Jember, 17 Mei 2026 — Dua mahasiswa Program Studi Pendidikan Bahasa dan Sastra Indonesia (PBSI) Universitas Jember, Febrian Tegar Pratama dan Farhanah Aisha Mardatillah, keduanya angkatan 2023, berhasil meraih bronze medal pada subtema pendidikan dalam ajang Festival Esai Mahasiswa Indonesia 2026 yang digelar pada 9 Mei 2026 di Universitas Wisnuwardhana Malang. Kompetisi bergengsi tingkat nasional ini diselenggarakan oleh Inteleksa bekerja sama dengan BEM Fakultas Hukum Universitas Wisnuwardhana Malang, dan diikuti oleh peserta dari berbagai perguruan tinggi di seluruh Indonesia. Keduanya tampil membawa gagasan segar bertajuk "Inovasi Pendidikan Ekoliterasi 5.0 di Kawasan Perkebunan Jember: Gagasan Mahasiswa untuk Mewujudkan Generasi Emas 2045", sebagai jawaban atas persoalan rendahnya kesadaran ekologi di kalangan siswa.

Esai tersebut berangkat dari keprihatinan terhadap fenomena normalisasi kerusakan lingkungan di kalangan pelajar, khususnya di Kabupaten Jember yang dinilai belum memprioritaskan pendidikan ekoliterasi secara memadai. Melalui konsep Ekoliterasi 5.0, tim mengusulkan pendekatan berbasis platform digital dengan menempatkan mahasiswa sebagai fasilitator, inovator, dan penggerak literasi ekologi sebuah inovasi yang sejalan dengan empat pilar Visi Indonesia menuju Generasi Emas 2045.

Persiapan tim tidak berlangsung singkat.
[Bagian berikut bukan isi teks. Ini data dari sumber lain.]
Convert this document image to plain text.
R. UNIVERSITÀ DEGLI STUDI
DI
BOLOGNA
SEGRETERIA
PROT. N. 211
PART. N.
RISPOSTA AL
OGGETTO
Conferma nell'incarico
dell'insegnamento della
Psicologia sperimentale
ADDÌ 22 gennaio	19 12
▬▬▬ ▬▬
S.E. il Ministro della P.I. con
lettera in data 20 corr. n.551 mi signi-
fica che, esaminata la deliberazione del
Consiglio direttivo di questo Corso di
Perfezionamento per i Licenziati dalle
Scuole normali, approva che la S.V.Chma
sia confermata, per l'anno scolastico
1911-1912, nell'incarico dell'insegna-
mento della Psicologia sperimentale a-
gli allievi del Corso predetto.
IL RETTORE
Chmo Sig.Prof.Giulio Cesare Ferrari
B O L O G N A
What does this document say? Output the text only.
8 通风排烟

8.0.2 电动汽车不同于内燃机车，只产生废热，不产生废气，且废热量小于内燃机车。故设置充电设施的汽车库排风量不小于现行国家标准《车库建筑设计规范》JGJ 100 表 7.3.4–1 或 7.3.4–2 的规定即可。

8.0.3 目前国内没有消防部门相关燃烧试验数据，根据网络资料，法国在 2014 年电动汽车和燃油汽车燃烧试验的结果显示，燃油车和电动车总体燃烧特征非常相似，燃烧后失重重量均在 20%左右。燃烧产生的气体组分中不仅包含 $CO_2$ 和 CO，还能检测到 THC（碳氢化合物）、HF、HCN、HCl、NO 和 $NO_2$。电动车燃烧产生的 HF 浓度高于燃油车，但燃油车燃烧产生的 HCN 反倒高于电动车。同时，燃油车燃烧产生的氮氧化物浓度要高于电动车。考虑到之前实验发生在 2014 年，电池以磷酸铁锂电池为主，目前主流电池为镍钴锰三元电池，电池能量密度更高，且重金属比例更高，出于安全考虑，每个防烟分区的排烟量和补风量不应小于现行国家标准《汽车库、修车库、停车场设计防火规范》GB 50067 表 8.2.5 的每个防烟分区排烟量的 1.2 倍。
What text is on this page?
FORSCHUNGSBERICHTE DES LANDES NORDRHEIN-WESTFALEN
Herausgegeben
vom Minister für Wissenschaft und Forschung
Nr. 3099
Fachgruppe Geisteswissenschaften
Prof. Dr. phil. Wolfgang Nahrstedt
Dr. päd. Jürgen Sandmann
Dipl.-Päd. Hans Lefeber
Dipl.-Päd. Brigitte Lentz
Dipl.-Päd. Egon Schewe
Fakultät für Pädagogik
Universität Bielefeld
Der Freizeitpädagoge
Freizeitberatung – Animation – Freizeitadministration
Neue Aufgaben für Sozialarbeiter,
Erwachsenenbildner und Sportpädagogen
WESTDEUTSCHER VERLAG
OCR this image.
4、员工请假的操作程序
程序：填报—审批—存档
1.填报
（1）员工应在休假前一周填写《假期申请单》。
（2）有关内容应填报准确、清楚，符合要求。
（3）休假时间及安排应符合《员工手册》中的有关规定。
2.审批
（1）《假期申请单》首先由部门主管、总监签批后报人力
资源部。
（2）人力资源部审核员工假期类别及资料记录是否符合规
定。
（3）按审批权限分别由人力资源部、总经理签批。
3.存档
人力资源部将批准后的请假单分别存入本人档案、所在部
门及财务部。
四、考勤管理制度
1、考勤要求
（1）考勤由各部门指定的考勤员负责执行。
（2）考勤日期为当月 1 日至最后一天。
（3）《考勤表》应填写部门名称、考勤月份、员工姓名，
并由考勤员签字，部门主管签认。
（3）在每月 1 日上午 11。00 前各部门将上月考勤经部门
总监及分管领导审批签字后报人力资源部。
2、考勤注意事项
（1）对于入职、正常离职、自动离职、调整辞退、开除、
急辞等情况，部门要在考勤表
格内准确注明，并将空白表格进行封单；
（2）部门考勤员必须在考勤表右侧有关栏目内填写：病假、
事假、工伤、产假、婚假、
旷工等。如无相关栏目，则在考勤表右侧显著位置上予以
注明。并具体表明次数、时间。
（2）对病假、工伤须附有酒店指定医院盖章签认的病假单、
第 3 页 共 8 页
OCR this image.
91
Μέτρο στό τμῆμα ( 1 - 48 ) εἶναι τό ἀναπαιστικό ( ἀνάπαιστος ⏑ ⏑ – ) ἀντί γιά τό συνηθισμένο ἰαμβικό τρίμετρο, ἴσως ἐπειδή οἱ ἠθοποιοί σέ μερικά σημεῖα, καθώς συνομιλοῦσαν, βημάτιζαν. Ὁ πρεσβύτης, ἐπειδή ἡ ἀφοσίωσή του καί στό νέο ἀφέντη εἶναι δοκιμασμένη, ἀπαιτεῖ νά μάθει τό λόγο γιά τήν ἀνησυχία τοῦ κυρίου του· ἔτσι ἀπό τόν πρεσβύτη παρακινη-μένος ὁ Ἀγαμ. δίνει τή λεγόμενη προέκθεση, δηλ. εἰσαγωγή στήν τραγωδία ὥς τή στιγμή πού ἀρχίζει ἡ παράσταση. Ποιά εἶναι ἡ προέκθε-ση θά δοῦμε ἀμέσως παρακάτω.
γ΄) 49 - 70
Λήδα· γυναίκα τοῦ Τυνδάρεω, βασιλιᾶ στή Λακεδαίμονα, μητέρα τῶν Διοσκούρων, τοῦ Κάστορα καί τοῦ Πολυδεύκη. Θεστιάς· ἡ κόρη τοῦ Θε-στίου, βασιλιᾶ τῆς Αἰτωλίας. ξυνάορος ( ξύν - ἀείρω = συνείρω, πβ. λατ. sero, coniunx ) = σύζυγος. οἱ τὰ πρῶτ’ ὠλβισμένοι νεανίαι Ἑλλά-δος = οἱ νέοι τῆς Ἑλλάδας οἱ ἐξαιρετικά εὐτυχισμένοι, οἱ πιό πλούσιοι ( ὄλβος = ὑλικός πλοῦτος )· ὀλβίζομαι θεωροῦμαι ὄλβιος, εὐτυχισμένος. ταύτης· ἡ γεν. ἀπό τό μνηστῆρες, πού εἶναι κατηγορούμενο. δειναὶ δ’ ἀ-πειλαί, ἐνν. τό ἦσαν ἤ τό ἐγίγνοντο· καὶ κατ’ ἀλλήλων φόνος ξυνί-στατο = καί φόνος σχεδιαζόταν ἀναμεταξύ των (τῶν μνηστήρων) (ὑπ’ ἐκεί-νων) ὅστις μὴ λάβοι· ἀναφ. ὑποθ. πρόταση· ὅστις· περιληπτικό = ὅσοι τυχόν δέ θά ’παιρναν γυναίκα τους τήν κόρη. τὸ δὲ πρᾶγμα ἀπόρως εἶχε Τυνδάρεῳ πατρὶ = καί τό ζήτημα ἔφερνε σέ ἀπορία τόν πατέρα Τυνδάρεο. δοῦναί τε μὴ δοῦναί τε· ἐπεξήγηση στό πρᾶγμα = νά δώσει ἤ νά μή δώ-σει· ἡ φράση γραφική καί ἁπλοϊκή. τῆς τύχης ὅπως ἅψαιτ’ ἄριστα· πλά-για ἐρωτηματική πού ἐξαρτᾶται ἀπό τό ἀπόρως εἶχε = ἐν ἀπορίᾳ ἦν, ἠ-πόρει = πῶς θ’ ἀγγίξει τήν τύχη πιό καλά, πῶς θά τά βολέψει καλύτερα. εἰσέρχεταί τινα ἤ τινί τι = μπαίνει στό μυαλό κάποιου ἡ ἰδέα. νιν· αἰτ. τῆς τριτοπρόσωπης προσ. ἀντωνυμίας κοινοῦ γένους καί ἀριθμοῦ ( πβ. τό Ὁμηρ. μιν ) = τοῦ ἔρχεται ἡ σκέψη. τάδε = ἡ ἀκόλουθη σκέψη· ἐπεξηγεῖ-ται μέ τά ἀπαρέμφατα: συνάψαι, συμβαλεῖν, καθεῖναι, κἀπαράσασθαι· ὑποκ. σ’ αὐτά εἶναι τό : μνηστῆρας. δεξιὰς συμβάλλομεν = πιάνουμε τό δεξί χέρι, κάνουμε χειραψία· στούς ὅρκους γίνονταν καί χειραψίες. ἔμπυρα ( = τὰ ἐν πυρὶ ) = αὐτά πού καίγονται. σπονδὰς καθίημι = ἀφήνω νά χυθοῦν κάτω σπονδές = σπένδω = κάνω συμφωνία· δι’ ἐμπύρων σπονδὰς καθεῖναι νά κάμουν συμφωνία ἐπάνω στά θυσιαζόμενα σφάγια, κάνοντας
Dimulai sejak Januari 2026, keduanya menjalani proses penyusunan esai selama kurang lebih lima bulan di bawah bimbingan Yoga Yolanda, M.Pd. Proses tersebut mencakup riset permasalahan, penyusunan kerangka tulisan, pengumpulan referensi, hingga latihan presentasi yang dilakukan secara rutin bahkan di sela-sela kegiatan Asisten Mengajar dan tuntutan tugas perkuliahan. Tegar berperan dalam mengidentifikasi permasalahan, merancang konsep inovasi, dan menyiapkan administrasi lomba, sementara Farhanah berfokus pada penyusunan, penelaahan substansi esai, serta pengelolaan kebutuhan teknis dan logistik tim.

Momen paling membanggakan hadir saat nama ketua tim dikumandangkan sebagai penerima penghargaan di hadapan seluruh peserta. Pencapaian itu, menurut keduanya, adalah buah nyata dari komitmen dan kerja keras yang telah dijalani bersama. Kedepannya, tim berencana mengembangkan gagasan ini menjadi program yang lebih konkret, seperti modul pembelajaran, media digital, atau program pendampingan ekoliterasi di sekolah dan industri perkebunan.

Kepada mahasiswa lain yang masih ragu untuk melangkah, Tegar dan Farhanah menyampaikan pesan yang lugas, "Jangan takut untuk mencoba. Lomba nasional bukan hanya soal menang, tetapi tentang proses belajar, pengalaman, dan keberanian untuk mengasah diri."